Some white freemasons say the Blacks were not denied admission to white lodge and they point to the very few members, and the presence of others by invitation, as proof. We believe otherwise, for a contemporary, D. Bentley, wrote in his diary, "The thrust is they are ashamed of being on equality with blacks. Even the fraternities of France, given to merit without distinction of color do not influence Massachusetts Masons to give an embrace less emphatically or tender affectionate to their Black Brethren .. It is evident that a preeminence is claimed by whites."
The questions of extending Freemasonry arose when Absalom Jones of Philadelphia, Pennsylvania appeared in Boston in 1791. He was an ordained Episcopal priest and a freemason who was interested in establishing a masonic lodge in Philadelphia. In 1792 Black men come from Providence, Rhode Island to Boston to inquire about Freemasonry. They attended to hear the charge by Prince Hall who, speaking of the presence of these men, said, "My dear brethren of Providence, who are at a distance from and cannot attend this lodge but seldom."

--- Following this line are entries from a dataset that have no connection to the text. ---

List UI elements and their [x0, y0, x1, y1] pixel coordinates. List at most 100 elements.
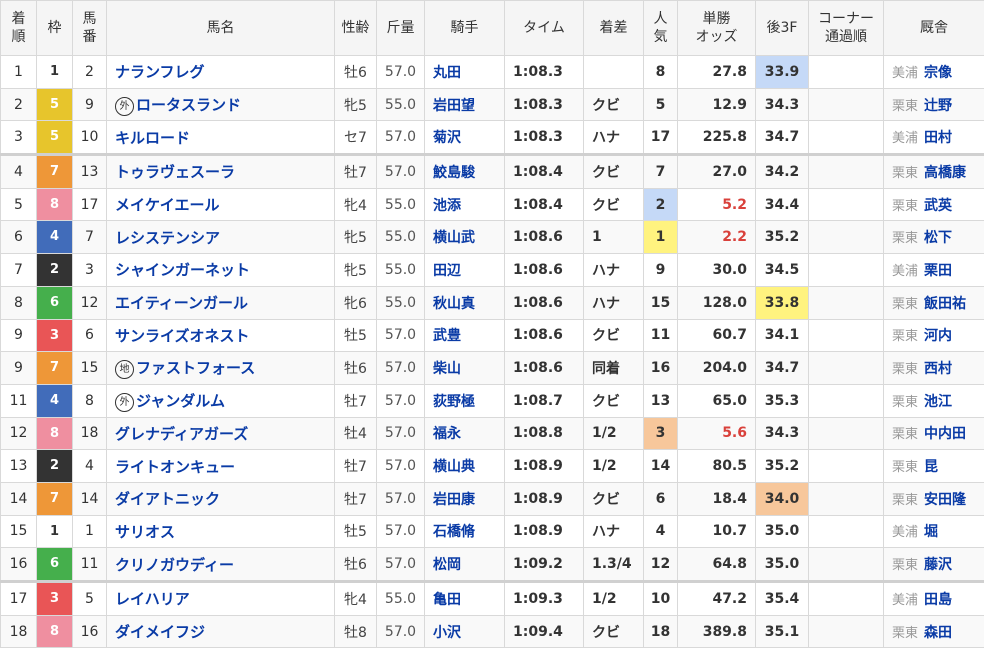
jockey-link[interactable]: 柴山 [424, 351, 505, 385]
stable-cell[interactable]: 栗東 池江 [883, 383, 984, 418]
corner-cell [808, 318, 884, 353]
time-cell: 1:08.6 [504, 318, 584, 353]
horse-name-link[interactable]: サリオス [106, 514, 335, 549]
stable-cell[interactable]: 栗東 中内田 [883, 416, 984, 451]
horse-name-link[interactable]: エイティーンガール [106, 285, 335, 320]
stable-region: 栗東 [892, 460, 919, 476]
jockey-link[interactable]: 松岡 [424, 547, 505, 582]
stable-cell[interactable]: 栗東 武英 [883, 187, 984, 222]
waku-cell: 3 [36, 318, 73, 353]
jockey-link[interactable]: 福永 [424, 416, 505, 451]
header-rank: 着順 [0, 0, 37, 56]
horse-name-link[interactable]: グレナディアガーズ [106, 416, 335, 451]
horse-name-link[interactable]: 外ジャンダルム [106, 383, 335, 418]
horse-name-link[interactable]: ダイアトニック [106, 481, 335, 516]
sex-age-cell: 牡4 [334, 416, 377, 451]
horse-name-link[interactable]: キルロード [106, 120, 335, 156]
horse-name-link[interactable]: 地ファストフォース [106, 351, 335, 385]
rank-cell: 3 [0, 120, 37, 156]
stable-cell[interactable]: 美浦 宗像 [883, 55, 984, 89]
umaban-cell: 12 [72, 285, 107, 320]
stable-region: 美浦 [892, 65, 919, 81]
jockey-link[interactable]: 田辺 [424, 253, 505, 287]
stable-cell[interactable]: 栗東 松下 [883, 220, 984, 255]
horse-name-link[interactable]: クリノガウディー [106, 547, 335, 582]
jockey-link[interactable]: 秋山真 [424, 285, 505, 320]
odds-cell: 47.2 [677, 580, 756, 616]
jockey-link[interactable]: 横山典 [424, 449, 505, 483]
sex-age-cell: 牝4 [334, 187, 377, 222]
jockey-link[interactable]: 丸田 [424, 55, 505, 89]
weight-cell: 57.0 [376, 351, 425, 385]
horse-name: ライトオンキュー [115, 457, 236, 476]
horse-name-link[interactable]: 外ロータスランド [106, 87, 335, 122]
corner-cell [808, 220, 884, 255]
horse-name-link[interactable]: ダイメイフジ [106, 614, 335, 649]
horse-name-link[interactable]: レイハリア [106, 580, 335, 616]
margin-cell: ハナ [583, 285, 644, 320]
stable-cell[interactable]: 美浦堀 [883, 514, 984, 549]
stable-region: 栗東 [892, 198, 919, 214]
waku-cell: 6 [36, 547, 73, 582]
sex-age-cell: 牡6 [334, 351, 377, 385]
stable-name: 高橋康 [924, 164, 967, 181]
waku-badge: 5 [37, 121, 72, 154]
jockey-link[interactable]: 武豊 [424, 318, 505, 353]
umaban-cell: 10 [72, 120, 107, 156]
jockey-link[interactable]: 亀田 [424, 580, 505, 616]
waku-cell: 5 [36, 87, 73, 122]
corner-cell [808, 120, 884, 156]
stable-cell[interactable]: 栗東 藤沢 [883, 547, 984, 582]
sex-age-cell: 牡7 [334, 481, 377, 516]
sex-age-cell: 牡6 [334, 547, 377, 582]
jockey-link[interactable]: 横山武 [424, 220, 505, 255]
stable-cell[interactable]: 栗東 西村 [883, 351, 984, 385]
jockey-link[interactable]: 小沢 [424, 614, 505, 649]
stable-cell[interactable]: 栗東 河内 [883, 318, 984, 353]
stable-cell[interactable]: 栗東昆 [883, 449, 984, 483]
last-3f-cell: 33.8 [755, 285, 809, 320]
stable-cell[interactable]: 栗東 飯田祐 [883, 285, 984, 320]
table-row: 4 7 13 トゥラヴェスーラ 牡7 57.0 鮫島駿 1:08.4 クビ 7 … [0, 153, 984, 189]
jockey-link[interactable]: 池添 [424, 187, 505, 222]
last-3f-cell: 35.2 [755, 220, 809, 255]
horse-name-link[interactable]: レシステンシア [106, 220, 335, 255]
horse-name-link[interactable]: シャインガーネット [106, 253, 335, 287]
margin-cell: 1/2 [583, 449, 644, 483]
header-odds: 単勝 オッズ [677, 0, 756, 56]
stable-cell[interactable]: 栗東 安田隆 [883, 481, 984, 516]
stable-cell[interactable]: 美浦 栗田 [883, 253, 984, 287]
stable-cell[interactable]: 美浦 田村 [883, 120, 984, 156]
corner-cell [808, 187, 884, 222]
horse-name-link[interactable]: メイケイエール [106, 187, 335, 222]
stable-cell[interactable]: 栗東 高橋康 [883, 153, 984, 189]
waku-badge: 5 [37, 89, 72, 120]
horse-name-link[interactable]: ライトオンキュー [106, 449, 335, 483]
stable-region: 栗東 [892, 98, 919, 114]
odds-cell: 128.0 [677, 285, 756, 320]
horse-name-link[interactable]: ナランフレグ [106, 55, 335, 89]
margin-cell: クビ [583, 153, 644, 189]
stable-cell[interactable]: 美浦 田島 [883, 580, 984, 616]
header-popularity: 人気 [643, 0, 678, 56]
stable-cell[interactable]: 栗東 森田 [883, 614, 984, 649]
jockey-link[interactable]: 荻野極 [424, 383, 505, 418]
stable-cell[interactable]: 栗東 辻野 [883, 87, 984, 122]
rank-cell: 9 [0, 351, 37, 385]
jockey-link[interactable]: 岩田望 [424, 87, 505, 122]
rank-cell: 17 [0, 580, 37, 616]
time-cell: 1:09.2 [504, 547, 584, 582]
waku-badge: 8 [37, 418, 72, 449]
jockey-link[interactable]: 菊沢 [424, 120, 505, 156]
sex-age-cell: 牡7 [334, 449, 377, 483]
table-row: 15 1 1 サリオス 牡5 57.0 石橋脩 1:08.9 ハナ 4 10.7… [0, 514, 984, 549]
stable-region: 栗東 [892, 427, 919, 443]
header-corner: コーナー 通過順 [808, 0, 884, 56]
stable-region: 栗東 [892, 296, 919, 312]
jockey-link[interactable]: 鮫島駿 [424, 153, 505, 189]
jockey-link[interactable]: 岩田康 [424, 481, 505, 516]
horse-name-link[interactable]: トゥラヴェスーラ [106, 153, 335, 189]
horse-name-link[interactable]: サンライズオネスト [106, 318, 335, 353]
umaban-cell: 16 [72, 614, 107, 649]
jockey-link[interactable]: 石橋脩 [424, 514, 505, 549]
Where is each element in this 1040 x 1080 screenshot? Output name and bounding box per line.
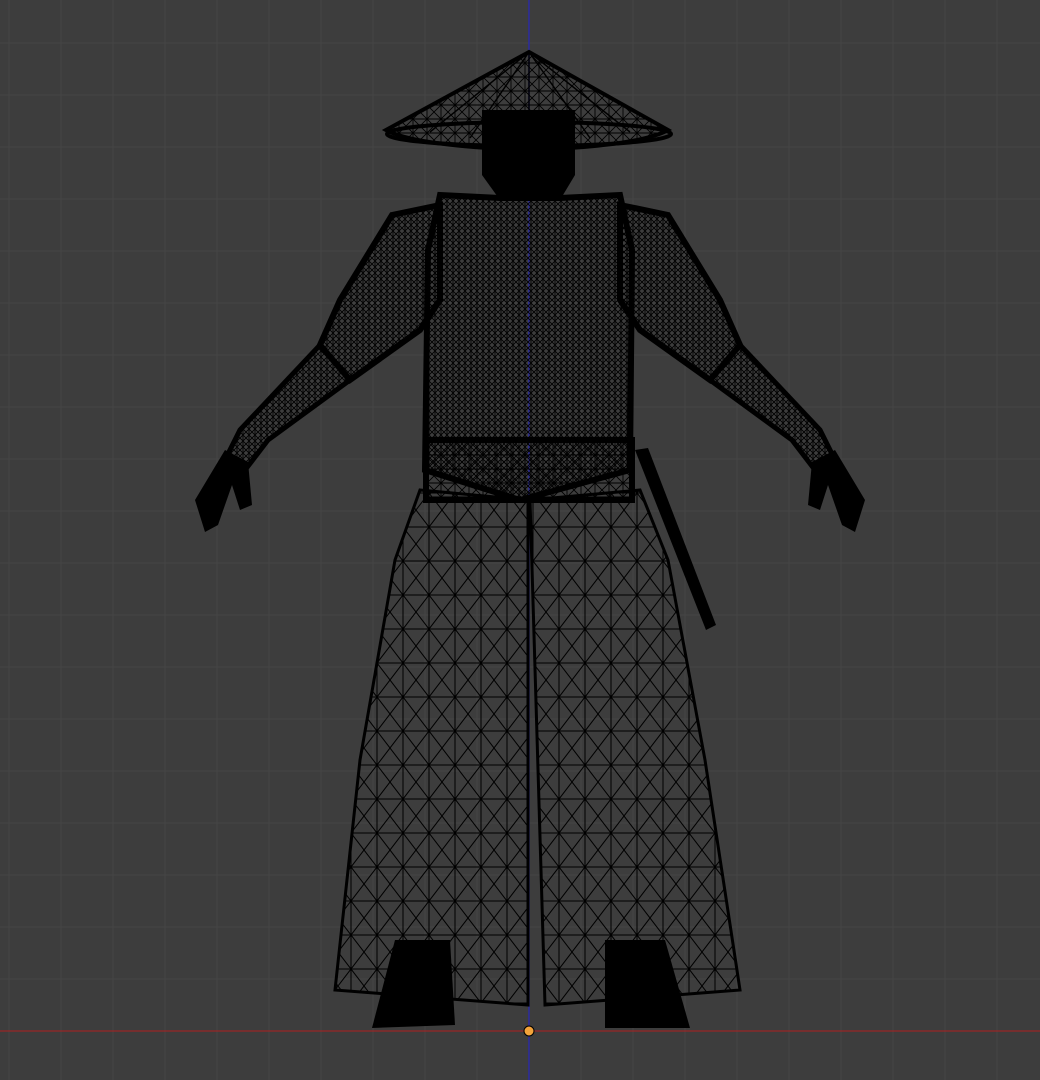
head-mesh: [482, 110, 575, 200]
right-pant-leg-mesh: [528, 488, 742, 1007]
object-origin-icon[interactable]: [523, 1025, 535, 1037]
belt-mesh: [423, 437, 635, 503]
right-arm-mesh: [617, 201, 744, 385]
left-pant-leg-mesh: [333, 488, 530, 1007]
3d-viewport[interactable]: [0, 0, 1040, 1080]
character-wireframe-mesh[interactable]: [195, 49, 865, 1028]
left-hand-mesh: [195, 450, 252, 532]
right-hand-mesh: [808, 450, 865, 532]
viewport-canvas[interactable]: [0, 0, 1040, 1080]
left-arm-mesh: [316, 201, 443, 385]
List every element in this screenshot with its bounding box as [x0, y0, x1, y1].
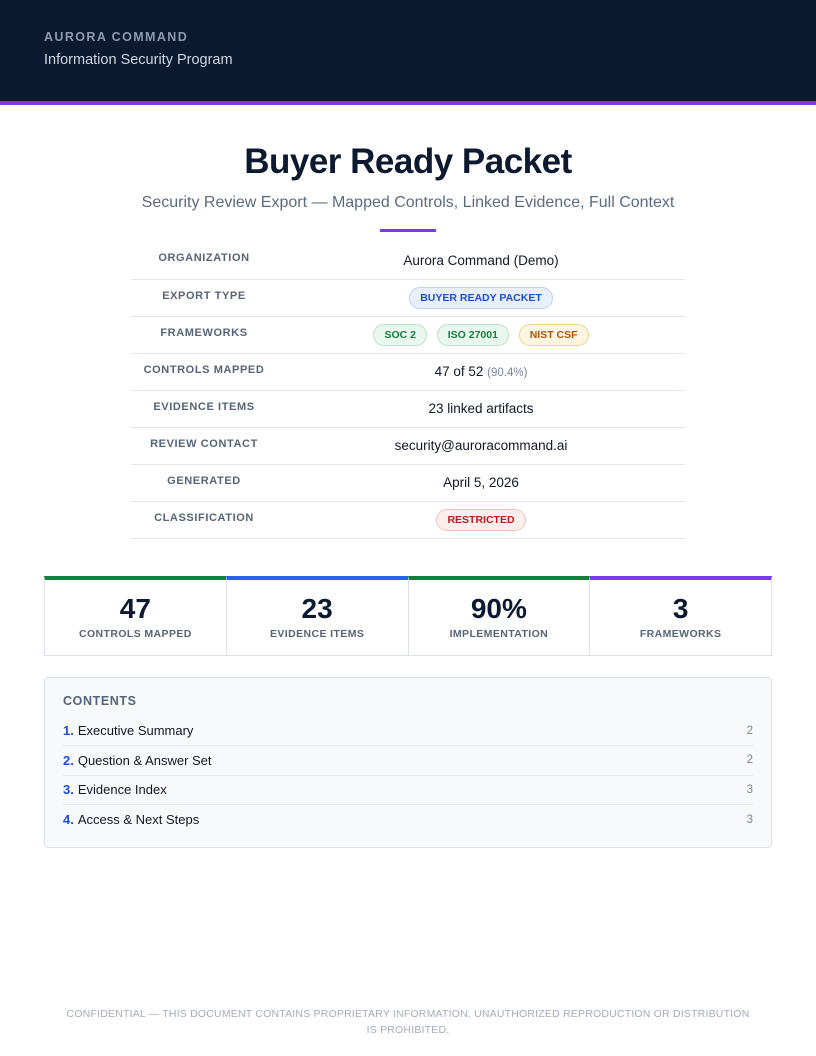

Freemasons in both places, made in England, the West Indies or elsewhere, came to Boston to see Prince Hall and suggested their cities as places for lodges. At a subsequent assembly the African Grand Lodge was formed in 1791 by delegations from Philadelphia, Providence and New York in a Grand Lodge assembly. Prince Hall was elected Grand Master and remained in this office until his death. African Lodge in Philadelphia, and Hiram Lodge in Providence, came under his aegis in 1797. With growth and expansion the movement went west and south.
Prince Hall died on December 4, 1807. His successor was Nero Prince who sailed to Russia in the year 1808, George Middleton succeeded him for 1809-1810, then Peter Lew, Samuel H. Moody and the well known John T. Hilton. It was Hilton who recommended adopting a Declaration of Independence from the English Grand Lodge in 1827—as the Grand Lodge of Massachusetts had done in 1772—thereby assuming the power and prerogatives of an independent Grand Lodge.
On November 7, 1828 Freedoms Journal, the first Black newspaper, praised Prince Hall as "the Founder of African Lodge of Boston, and for his "work for the Grand Masonic Lodge." The heritage which Prince Hall left us has authentic and factual goodness to us as Masons, and we go forward distributed in 44 Grand Lodges, Easter Star, two Supreme Councils, Golden Circles, Shriners, Daughters of Isis, Brother and Sisters in the United States, the West Indies, Canada, Liberia and West African, all doing a great work and spreading a good cause in Masonry To all these and those who read this, we say as Prince Hall said in 1797:
"Blessed be God, the Scene is Changed! They now confess that God has no respect of persons, and therefore receive them as friends and treat them as brothers. Thus doth Ethiopia stretch forth her hand from slavery to freedom and equality."